Cette combinaison, fruit de profondes réflexions, embarrassait beaucoup l’autorité ; sous peine de renverser l’ordre établi par elle et de rapporter ses propres décrets, elle était bien forcée d’accepter les rançons qu’elle avait fixées, et de subir mes infractions. La mère Saint-Raphaël disait « que je me déguisais en ange pour mieux faire le diable… »

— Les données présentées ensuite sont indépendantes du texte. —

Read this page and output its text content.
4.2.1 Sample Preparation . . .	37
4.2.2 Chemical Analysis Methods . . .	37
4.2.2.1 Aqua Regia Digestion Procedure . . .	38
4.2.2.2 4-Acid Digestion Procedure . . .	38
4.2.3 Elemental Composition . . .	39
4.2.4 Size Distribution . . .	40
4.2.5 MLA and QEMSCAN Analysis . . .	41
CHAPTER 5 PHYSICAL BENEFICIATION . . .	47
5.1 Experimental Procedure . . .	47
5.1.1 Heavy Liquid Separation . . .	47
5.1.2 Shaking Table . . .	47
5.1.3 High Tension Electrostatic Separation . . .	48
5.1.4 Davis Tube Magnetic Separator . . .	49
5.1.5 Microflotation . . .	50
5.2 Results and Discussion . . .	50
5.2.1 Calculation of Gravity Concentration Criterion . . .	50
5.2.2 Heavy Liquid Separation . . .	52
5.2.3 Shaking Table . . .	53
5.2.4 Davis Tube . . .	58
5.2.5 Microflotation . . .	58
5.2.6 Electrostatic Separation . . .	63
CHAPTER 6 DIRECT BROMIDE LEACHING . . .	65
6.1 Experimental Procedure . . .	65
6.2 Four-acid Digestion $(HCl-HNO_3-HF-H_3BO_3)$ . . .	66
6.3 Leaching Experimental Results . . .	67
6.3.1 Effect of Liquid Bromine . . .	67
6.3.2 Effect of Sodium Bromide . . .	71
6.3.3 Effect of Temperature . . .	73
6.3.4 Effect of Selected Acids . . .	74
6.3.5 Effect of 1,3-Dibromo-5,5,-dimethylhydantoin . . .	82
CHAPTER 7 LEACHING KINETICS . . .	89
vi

Je tenais beaucoup, surtout, à quitter la classe sans permission, car cela me paraissait très humiliant de demander toujours à être autorisée, pour les actes les plus insignifiants. Pendant les quarts d’heure de repos, où l’on était à peu près libre dans la classe, je m’échappais, entrainant Catherine, quand elle avait assez de courage et était munie de bons points. Nous allions rôder dans les couloirs, à la buanderie, à la cuisine, dans le jardin des religieuses, et en tous lieux où il était défendu d’aller. Quelquefois nous montions, posément, l’escalier bien ciré qui conduisait aux appartements de la supérieure et des dames assistantes, et nous frappions à la porte de la vieille mère Sainte-Trinité, dont l’enfance sénile se réjouissait toujours de la nôtre, et nous comblait de verres de cassis et de croquignoles.